I usually try to be brave. I try to be hopeful. I try to be optimistic but lately reality has been challenging me, it’s been raining on my rainbows and casting a shadow over my sunshine.
I’m tired of the guessing games, the questions, the sleepless nights, the analyzing, the messages that don’t mean anything and I’m tired of putting myself out there only to get disappointed.
I’m tired of being told they just don’t care, they’re not worth it, that I deserve better.
I’m tired of falling for the ones who care less, the ones who are not serious, the ones who think I’m only good for a certain amount of time but not forever and I’m tired of falling for the ones who make me feel like it’s my fault.

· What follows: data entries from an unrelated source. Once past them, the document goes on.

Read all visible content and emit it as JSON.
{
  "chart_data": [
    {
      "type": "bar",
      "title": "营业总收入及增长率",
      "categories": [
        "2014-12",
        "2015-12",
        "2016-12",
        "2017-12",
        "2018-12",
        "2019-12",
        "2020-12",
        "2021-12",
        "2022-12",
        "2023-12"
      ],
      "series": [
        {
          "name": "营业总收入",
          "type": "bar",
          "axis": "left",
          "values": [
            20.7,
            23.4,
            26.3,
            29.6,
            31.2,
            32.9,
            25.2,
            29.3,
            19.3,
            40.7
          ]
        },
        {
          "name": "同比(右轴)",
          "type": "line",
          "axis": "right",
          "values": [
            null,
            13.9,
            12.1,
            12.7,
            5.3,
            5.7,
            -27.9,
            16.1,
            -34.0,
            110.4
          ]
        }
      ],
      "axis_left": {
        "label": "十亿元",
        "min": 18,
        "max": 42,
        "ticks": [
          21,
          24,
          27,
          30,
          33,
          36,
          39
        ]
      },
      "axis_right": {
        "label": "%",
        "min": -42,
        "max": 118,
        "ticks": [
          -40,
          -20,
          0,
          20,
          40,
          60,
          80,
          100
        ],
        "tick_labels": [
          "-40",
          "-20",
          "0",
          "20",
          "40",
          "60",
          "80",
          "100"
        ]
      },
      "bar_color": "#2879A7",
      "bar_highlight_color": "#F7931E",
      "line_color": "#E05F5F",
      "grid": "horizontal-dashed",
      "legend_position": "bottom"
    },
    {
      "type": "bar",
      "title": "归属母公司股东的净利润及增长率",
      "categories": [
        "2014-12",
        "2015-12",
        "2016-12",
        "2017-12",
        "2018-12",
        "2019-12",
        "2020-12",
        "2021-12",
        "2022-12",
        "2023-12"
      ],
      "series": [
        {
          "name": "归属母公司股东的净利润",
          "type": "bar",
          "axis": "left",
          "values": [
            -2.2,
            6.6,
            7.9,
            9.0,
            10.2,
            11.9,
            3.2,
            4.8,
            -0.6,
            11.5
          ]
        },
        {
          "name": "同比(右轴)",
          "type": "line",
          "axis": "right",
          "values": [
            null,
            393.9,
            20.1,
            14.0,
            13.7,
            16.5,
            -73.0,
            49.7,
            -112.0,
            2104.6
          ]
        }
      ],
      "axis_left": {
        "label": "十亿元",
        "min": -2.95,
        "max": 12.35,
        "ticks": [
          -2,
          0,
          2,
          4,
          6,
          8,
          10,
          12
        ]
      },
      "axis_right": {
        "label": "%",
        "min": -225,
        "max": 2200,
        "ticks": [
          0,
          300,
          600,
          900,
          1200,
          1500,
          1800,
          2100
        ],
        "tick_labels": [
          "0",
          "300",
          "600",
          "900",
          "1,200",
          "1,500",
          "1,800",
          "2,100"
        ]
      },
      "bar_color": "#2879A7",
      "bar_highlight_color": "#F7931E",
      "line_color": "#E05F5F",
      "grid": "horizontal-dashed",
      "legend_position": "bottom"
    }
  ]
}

I’m tired of my friends telling me to move on because they don’t think it’s right, they don’t think it will go anywhere. I’m tired of hearing that it’s a waste of time, that I should wait for the one who showers me with love and affection.
I’m tired of feeling like I need to stop being myself so I can find love, I’m tired of feeling that no one accepts me for who I am because I’m hard to love.
I’m tired of not finding love because I’m being myself.
I always tell people to try, to open up their hearts, to give it another shot, to break their own hearts but lately I feel like it shouldn’t be that hard, it shouldn’t be a war and it honestly just stopped making sense to me.
It doesn’t make sense to keep getting heartbroken when all we wanted to do was love. That we show our best to someone so they can show us their worst. That the more we like someone, the more they ignore us. That the moment you’re ready for love, it eludes you.
It just doesn’t make sense.
And I just can’t hold on to something that doesn’t make sense anymore.
I can’t hold on to something unpredictable, annoying, painful and heartbreaking.
I can’t hold on to something that makes me doubt myself.
I can’t hold on to something I can’t find.
So maybe the only thing that makes sense is to give up. Maybe this is the only time when giving up would be the smart decision because quitting something that clearly doesn’t want you is liberating.
I’m giving up on love because it seems like love has given up on me a long time ago.